Quelques petits mots
comme ça venant d’un collègue en rentrant de déjeuner. Aucune méchanceté voulue dans ses propos.
Rien que l’ignorance qui se veut innocente d’une personne mince.
Depuis que j’ai
sept, huit ans je vis dans un monde qui
me fait bien comprendre que mes quelques bourrelets, au départ si petits et
innocents, sont de trop. Pourtant ces quelques cellules adipeuses qui traînent
le long de ma chair sont une part de moi tout autant que mes muscles, mes
dents, mes cheveux etc…
Au départ il y eut
la mère, ma mère. Une mère avec qui je n’avais pas grandi puisqu’elle m’a eu
trop jeune. J’ai été élevé par ma grand-mère, un être emplie de bienveillance à
et que je nommais affectueusement mémé gâteau : elle était une cuisinière
hors pair qui répandait son amour autour d’elle comme l’odeur d’un plat
mijotant tout doucement. Cette mère donc a repris ma garde au décès de celle
qui fut à bien des égards ma mère de cœur.
A l’époque mon père
travaillait trop et je le voyais peu. Dommage, je me dis qu’avec lui dans les
parages le poison maternel aurait pu se rependre plus difficilement en moi. Elle
avait un rapport particulier à la
nourriture : grande, mince et belle, elle avait tendance à manger peu
quand de mon côté je devais finir mon assiette, même si je n’aimais pas, même
si c’était froid. J’inventais une technique : je gobais les aliments pour
que leur goût ne s’imprègne pas dans ma bouche. Je découvrais un certain
plaisir à me sentir emplie par la nourriture alors que ma grand-mère avait laissé un si grand vide en
moi. C’est comme ça que je commençai les crises d’hyperphagie, cherchant dans
la nourriture un plaisir que la vie m’offrait si parcimonieusement.
Les kilos s’accumulèrent ainsi. Heureusement, j’aimais faire de longue
balade en vélo ou chez mon grand-père en forêt, accompagnée par Gavroche, le
chien de mes parents ou Choco le caniche de mon grand-père. Promener le chien
avec les écouteurs sur les oreilles c’était mon moment d’évasion. Je
m’inventais des histoires sur le rythme des musiques ou bien j’imaginais ce
grand appartement que j’aurais pour moi toute seule quand je serais grande.
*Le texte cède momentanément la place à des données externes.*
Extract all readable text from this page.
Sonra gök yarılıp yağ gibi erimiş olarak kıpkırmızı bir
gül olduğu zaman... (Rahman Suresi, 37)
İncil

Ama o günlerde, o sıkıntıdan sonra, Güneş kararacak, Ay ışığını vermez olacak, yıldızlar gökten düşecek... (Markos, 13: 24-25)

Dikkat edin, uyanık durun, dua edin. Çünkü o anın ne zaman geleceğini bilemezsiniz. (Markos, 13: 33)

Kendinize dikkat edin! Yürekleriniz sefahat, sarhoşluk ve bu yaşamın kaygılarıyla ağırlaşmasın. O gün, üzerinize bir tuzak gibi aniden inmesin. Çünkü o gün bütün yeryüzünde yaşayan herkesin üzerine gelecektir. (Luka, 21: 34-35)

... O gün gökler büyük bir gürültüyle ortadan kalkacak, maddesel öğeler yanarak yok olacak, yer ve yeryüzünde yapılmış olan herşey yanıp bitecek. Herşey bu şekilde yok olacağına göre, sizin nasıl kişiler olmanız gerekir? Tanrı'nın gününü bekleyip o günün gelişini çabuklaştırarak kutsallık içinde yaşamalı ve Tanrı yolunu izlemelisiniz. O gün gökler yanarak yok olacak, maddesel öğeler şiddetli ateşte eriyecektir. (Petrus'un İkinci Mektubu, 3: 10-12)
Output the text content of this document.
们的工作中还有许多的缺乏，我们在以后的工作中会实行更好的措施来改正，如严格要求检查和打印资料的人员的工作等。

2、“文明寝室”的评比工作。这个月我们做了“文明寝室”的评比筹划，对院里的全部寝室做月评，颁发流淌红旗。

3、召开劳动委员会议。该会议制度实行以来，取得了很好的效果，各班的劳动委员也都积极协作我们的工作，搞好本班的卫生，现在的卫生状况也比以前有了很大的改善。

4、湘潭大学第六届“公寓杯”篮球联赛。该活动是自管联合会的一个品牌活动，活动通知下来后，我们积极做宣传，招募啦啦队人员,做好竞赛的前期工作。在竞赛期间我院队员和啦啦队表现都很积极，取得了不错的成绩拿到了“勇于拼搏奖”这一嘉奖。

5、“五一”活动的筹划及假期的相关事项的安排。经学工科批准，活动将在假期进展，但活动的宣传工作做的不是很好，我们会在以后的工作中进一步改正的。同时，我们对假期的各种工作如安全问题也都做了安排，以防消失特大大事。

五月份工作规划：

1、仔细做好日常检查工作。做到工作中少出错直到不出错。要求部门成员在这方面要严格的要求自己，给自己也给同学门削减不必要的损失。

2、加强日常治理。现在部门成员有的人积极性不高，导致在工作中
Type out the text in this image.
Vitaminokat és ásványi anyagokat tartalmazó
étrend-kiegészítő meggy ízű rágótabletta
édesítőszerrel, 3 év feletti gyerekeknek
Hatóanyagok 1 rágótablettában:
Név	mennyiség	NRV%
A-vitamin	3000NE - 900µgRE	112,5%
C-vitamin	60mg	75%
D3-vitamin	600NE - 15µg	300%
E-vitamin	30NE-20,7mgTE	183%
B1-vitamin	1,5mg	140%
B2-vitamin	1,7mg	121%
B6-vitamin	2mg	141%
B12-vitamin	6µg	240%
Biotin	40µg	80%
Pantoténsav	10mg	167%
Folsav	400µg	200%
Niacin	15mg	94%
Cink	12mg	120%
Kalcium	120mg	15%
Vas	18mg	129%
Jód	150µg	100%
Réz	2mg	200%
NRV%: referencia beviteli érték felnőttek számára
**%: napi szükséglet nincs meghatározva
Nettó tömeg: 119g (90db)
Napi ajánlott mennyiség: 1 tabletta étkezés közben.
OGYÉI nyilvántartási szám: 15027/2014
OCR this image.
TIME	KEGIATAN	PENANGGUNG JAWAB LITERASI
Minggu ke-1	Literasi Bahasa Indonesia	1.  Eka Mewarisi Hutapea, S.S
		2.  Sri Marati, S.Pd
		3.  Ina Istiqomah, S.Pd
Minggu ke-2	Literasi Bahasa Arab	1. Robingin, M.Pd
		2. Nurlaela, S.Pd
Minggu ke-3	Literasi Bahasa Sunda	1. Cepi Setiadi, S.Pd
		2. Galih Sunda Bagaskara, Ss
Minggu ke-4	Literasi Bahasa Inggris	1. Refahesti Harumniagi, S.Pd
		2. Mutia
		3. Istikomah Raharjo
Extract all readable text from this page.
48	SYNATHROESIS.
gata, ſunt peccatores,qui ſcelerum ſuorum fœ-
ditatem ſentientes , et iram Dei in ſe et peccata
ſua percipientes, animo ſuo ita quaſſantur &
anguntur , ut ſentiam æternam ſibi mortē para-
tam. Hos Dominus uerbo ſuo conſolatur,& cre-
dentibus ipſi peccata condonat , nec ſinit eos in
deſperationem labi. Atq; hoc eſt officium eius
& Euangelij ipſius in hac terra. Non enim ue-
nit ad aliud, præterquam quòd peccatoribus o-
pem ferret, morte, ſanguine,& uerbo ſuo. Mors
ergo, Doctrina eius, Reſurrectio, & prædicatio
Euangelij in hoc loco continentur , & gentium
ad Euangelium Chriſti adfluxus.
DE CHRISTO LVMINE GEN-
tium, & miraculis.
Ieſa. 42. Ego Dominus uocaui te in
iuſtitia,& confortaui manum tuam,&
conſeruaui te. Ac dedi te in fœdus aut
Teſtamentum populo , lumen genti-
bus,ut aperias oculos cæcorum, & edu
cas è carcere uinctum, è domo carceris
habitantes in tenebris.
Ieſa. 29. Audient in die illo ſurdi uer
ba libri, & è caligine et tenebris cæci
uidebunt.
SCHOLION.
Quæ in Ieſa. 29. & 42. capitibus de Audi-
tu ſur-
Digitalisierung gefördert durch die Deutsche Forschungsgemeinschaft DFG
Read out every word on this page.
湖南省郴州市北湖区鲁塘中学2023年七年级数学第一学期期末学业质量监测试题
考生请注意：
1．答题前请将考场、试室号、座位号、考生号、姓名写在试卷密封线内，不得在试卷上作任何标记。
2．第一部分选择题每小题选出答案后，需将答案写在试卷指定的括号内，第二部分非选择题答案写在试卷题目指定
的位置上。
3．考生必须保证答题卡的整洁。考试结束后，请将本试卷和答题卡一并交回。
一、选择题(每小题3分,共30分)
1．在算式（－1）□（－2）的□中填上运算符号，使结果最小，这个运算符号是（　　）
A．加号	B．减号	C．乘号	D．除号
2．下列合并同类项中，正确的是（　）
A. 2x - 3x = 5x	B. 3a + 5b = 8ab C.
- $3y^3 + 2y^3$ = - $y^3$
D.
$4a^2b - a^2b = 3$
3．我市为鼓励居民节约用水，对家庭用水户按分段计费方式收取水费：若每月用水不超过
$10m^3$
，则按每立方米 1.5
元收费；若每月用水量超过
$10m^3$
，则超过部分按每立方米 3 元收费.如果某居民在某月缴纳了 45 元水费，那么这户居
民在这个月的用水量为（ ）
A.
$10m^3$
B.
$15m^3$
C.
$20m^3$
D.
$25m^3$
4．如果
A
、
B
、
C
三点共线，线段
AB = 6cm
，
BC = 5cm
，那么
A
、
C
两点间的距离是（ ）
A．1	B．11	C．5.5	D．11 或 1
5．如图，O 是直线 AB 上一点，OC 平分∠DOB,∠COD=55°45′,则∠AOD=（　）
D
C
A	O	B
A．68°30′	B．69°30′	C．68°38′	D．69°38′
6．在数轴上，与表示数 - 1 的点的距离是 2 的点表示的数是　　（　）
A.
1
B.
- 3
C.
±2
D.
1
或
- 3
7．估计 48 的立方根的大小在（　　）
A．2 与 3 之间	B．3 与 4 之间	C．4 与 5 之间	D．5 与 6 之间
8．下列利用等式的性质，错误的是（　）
A 9
ans, l’âge adulte me semblait un monde merveilleux où les quelques
responsabilités qu’on acquerrait me semblait être un faible prix pour la
liberté acquise.
A l’école, j’étais la grande grosse. Celle dont on se moque parce
qu’elle a toujours l’air perché dans la lune ou qui est nulle en sport. Celle
qu’on choisit systématiquement en dernier. Ma mère me reprochait mon poids,
disant que j’étais trop grosse, que je manquais de grâce, que je n’étais pas
féminine. Comme une prophétie auto-réalisatrice elle me coupait mes cheveux
courts, trop courts, pour mettre à bas la seule chose que je trouvais beau chez
moi, mes cheveux châtains. Mon premier acte de révolte contre elle, lorsque mes
parents divorcèrent, fut de me laisser pousser les cheveux. Ces longs cheveux
que ma grand-mère coiffait longuement le soir, presque religieusement. J’avais
l’impression de revivre, rien que par cette petite part de féminité retrouvée.
Au collège, j’étais ronde, un petit peu grosse en somme, mais rien qui
ne soit alarmant pour ma santé car j’étais aussi grande et assez carrée. Mon
père me répétait souvent que j’avais une carrure de bonhomme. Des mots, qui ne
se voulaient certainement pas méchant mais qui m’ont marqué. Ma taille, mon
poids, feront toujours de moi une demi-femme.
Ce statut fut surement la raison des brimades que je subis au collège.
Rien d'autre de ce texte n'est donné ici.